What is your measured RF noise level?

Tx-Power: 23 dBm
Signal: -38 dBm | Noise: -101 dBm

switched to auto channel selection

Sincerely, I think auto channel selection might cause more issues since these devices will have to eventually switch channels. In my case, I believe the channel should be the constant (the best possible one).
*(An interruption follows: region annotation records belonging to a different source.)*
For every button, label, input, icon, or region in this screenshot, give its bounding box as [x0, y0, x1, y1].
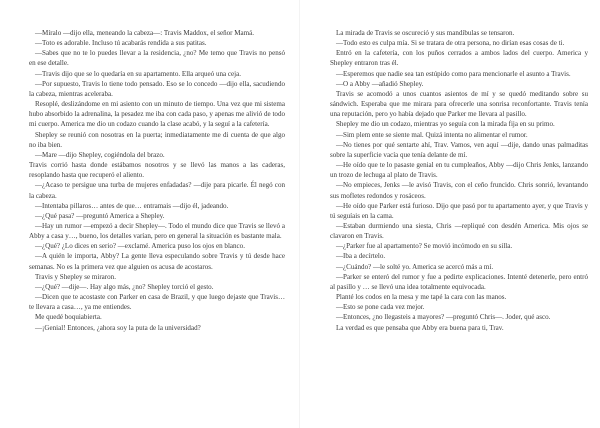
paragraph: —No tienes por qué sentarte ahí, Trav. Vamos, ven aquí —dije, dando unas palmaditas sobre la superficie vacía que tenía delante de mí.	[330, 140, 588, 159]
paragraph: —No empieces, Jenks —le avisó Travis, con el ceño fruncido. Chris sonrió, levantando sus mofletes redondos y rosáceos.	[330, 181, 588, 200]
paragraph: —¿Qué pasa? —preguntó America a Shepley.	[35, 211, 165, 220]
paragraph: —¡Genial! Entonces, ¿ahora soy la puta de la universidad?	[35, 323, 201, 332]
paragraph: —Iba a decírtelo.	[336, 252, 386, 261]
paragraph: Planté los codos en la mesa y me tapé la cara con las manos.	[336, 293, 507, 302]
paragraph: La mirada de Travis se oscureció y sus mandíbulas se tensaron.	[336, 29, 515, 37]
paragraph: —Estaban durmiendo una siesta, Chris —repliqué con desdén America. Mis ojos se clavaron en Travis.	[330, 221, 588, 241]
paragraph: —Intentaba pillaros… antes de que… entramais —dijo él, jadeando.	[35, 201, 229, 210]
paragraph: Resoplé, deslizándome en mi asiento con un minuto de tiempo. Una vez que mi sistema hubo absorbido la adrenalina, la pesadez me iba con cada paso, y apenas me alivió de todo mi cuerpo. America me dio un codazo cuando la clase acabó, y la seguí a la cafetería.	[29, 100, 285, 129]
paragraph: —¿Parker fue al apartamento? Se movió incómodo en su silla.	[336, 242, 513, 251]
page-gutter	[299, 0, 300, 428]
paragraph: —Por supuesto, Travis lo tiene todo pensado. Eso se lo concedo —dijo ella, sacudiendo la cabeza, mientras aceleraba.	[29, 79, 285, 98]
paragraph: —He oído que Parker está furioso. Dijo que pasó por tu apartamento ayer, y que Travis y tú seguíais en la cama.	[330, 201, 588, 220]
paragraph: —Mare —dijo Shepley, cogiéndola del brazo.	[35, 150, 165, 159]
paragraph: —Entonces, ¿no llegasteis a mayores? —preguntó Chris—. Joder, qué asco.	[336, 313, 551, 322]
paragraph: Me quedé boquiabierta.	[35, 313, 102, 322]
paragraph: —Toto es adorable. Incluso tú acabarás rendida a sus patitas.	[35, 39, 207, 48]
paragraph: —¿Qué? ¿Lo dices en serio? —exclamé. America puso los ojos en blanco.	[35, 242, 245, 251]
paragraph: —Travis dijo que se lo quedaría en su apartamento. Ella arqueó una ceja.	[35, 69, 241, 78]
paragraph: —¿Acaso te persigue una turba de mujeres enfadadas? —dije para picarle. Él negó con la cabeza.	[29, 181, 285, 200]
paragraph: —Míralo —dijo ella, meneando la cabeza—: Travis Maddox, el señor Mamá.	[35, 29, 254, 37]
paragraph: —Esto se pone cada vez mejor.	[336, 303, 425, 312]
paragraph: Shepley me dio un codazo, mientras yo seguía con la mirada fija en su primo.	[336, 120, 555, 129]
paragraph: Travis corrió hasta donde estábamos nosotros y se llevó las manos a las caderas, resoplando hasta que recuperó el aliento.	[29, 161, 285, 180]
paragraph: —Esperemos que nadie sea tan estúpido como para mencionarle el asunto a Travis.	[336, 69, 571, 78]
right-page	[330, 28, 588, 333]
paragraph: —Dicen que te acostaste con Parker en casa de Brazil, y que luego dejaste que Travis… te llevara a casa…, ya me entiendes.	[29, 293, 285, 312]
paragraph: —¿Qué? —dije—. Hay algo más, ¿no? Shepley torció el gesto.	[35, 282, 214, 291]
paragraph: —¿Cuándo? —le solté yo. America se acercó más a mí.	[336, 262, 494, 271]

set beacon intervals to be prime numbers to reduce collisions

Thank you, I'm trying this now even though I don't think beacon collide like that just because both are 100 ms. This is the interval, not a specific time when they happen. Increasing them, in my case, might help a bit (not much though) just because the clients are always the same and discover/switch of APs don't need to be fast. Since I increased beacon interval, I also set DTIM to 1 instead of the default 2.

non-ct firmware

What is a CT (and non-CT) firmware?

Ok, -38dBm signal compared to -101dBm noise level gives a SignalToNoise ratio of 63dB which is a very strong and comfortable signal. Since you have set your 5G to ch36 there is no DFS activated. I would decrease the tx power with at least 3dB (try 20dBm) or even more as this might also increase stability. CT firmware is an alternative ath10k firmware (firmware needed to be loaded into the Qualcomm-Atheros radio chip based on SDR technology) developped by Candela Technologies (candelatech.com). Since CT firmware is still under development it has much more features compared to Qualcomm-Atheros original firmware (it looks like Qualcomm has stopped active development on ath10k platform). In order to make use of all features you best load the ct-firmware (in my case it is ath10k-firmware-qca988x-ct-htt) together with the ct-kernel driver (in my case kmod-ath10k-ct). In my case QualcommAtheros firmware and driver are named ath10k-firmware-qca988x and kmod-ath10k respectively. If you run already the ct version I would suggest to try the original Qualcomm software.
Have you checked your logs when you experience problems? In GUI you can check the system and kernel logs (under Status). The same can be done in cli as well using the commands "logread" and "dmesg" respectively.